Posted on February 12, 2014 at 7:53 PM

Updated Wednesday, Feb 12 at 7:56 PM

HOUSTON -- Wendy Davis, the Democratic state senator expected to win her party’s nomination for governor, says she supports legalization of medical marijuana and she would consider decriminalizing possession of small amounts of the drug.

Davis’ remark, responding to questions posed during an editorial board meeting with The Dallas Morning News, put a Texas campaign spotlight on a hot-button issue in many states across the nation.

Reporters attending a Davis media event at a southwest Houston school asked as many questions about marijuana as her newly-unveiled education plans.

The senator said Texas has an opportunity to observe the impact of legalization in other states, and to discuss whether lawmakers should institute similar reforms here.

“I think these are important decisions to be made by the voters of Texas, but if this is an issue that the Legislature wants to bring forward for voter consideration, I certainly would be supportive,” she said.

Davis told newspaper editors in Dallas she’s not sure how she would vote if Texas held a referendum on legalizing marijuana like the ones in Washington and Colorado.

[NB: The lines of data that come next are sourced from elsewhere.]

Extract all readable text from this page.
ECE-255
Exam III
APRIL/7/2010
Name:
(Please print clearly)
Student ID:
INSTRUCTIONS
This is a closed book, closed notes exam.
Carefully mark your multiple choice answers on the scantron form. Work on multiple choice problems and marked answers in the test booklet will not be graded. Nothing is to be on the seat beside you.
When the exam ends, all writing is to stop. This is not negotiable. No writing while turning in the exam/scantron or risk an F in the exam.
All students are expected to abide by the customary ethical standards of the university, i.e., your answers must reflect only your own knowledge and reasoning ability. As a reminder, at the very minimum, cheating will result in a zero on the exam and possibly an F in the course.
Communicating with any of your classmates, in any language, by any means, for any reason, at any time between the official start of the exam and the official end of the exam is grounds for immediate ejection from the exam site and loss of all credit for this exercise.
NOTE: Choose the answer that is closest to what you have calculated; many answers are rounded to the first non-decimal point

"I want to wait and see what happens in Colorado," Davis said, according to a transcript of the meeting. "Do I have any objections to the fact that citizens might want to legalize marijuana? No, I don't. But I think watching to see how this experiment plays out in other states is probably advisable before I could tell you for sure."

Her remarks come just weeks after Gov. Rick Perry made headlines with remarks about decriminalizing marijuana during an economic forum in Switzerland.

“What I can do, as governor of the second largest state in the nation, is to implement policies that start us towards a decriminalization and keep young people from going into prison,” Perry said.

Although some accounts interpreted Perry’s remarks as a call for loosening marijuana laws in Texas, he was actually referring to the state’s longstanding practice of using drug courts to avoid jail time for non-violent offenders. Perry opposes legalizing the drug, and would continue to make selling it illegal.

Supporters of legalizing marijuana pointed to Davis’ remarks as the latest evidence that public opinion on the issue is changing rapidly.

“Over the past couple of years, we’ve just seen a domino effect, with the president coming out and saying it’s a safer substance than alcohol,” said Dante Cuccurullo, the leader of the north Houston chapter of NORML, which favors legalization. “Now the Texas state governor is coming out and saying he would be in favor of some sort of decriminalization. And now other candidates are doing the same thing. I think we’re really seeing a change in public opinion.”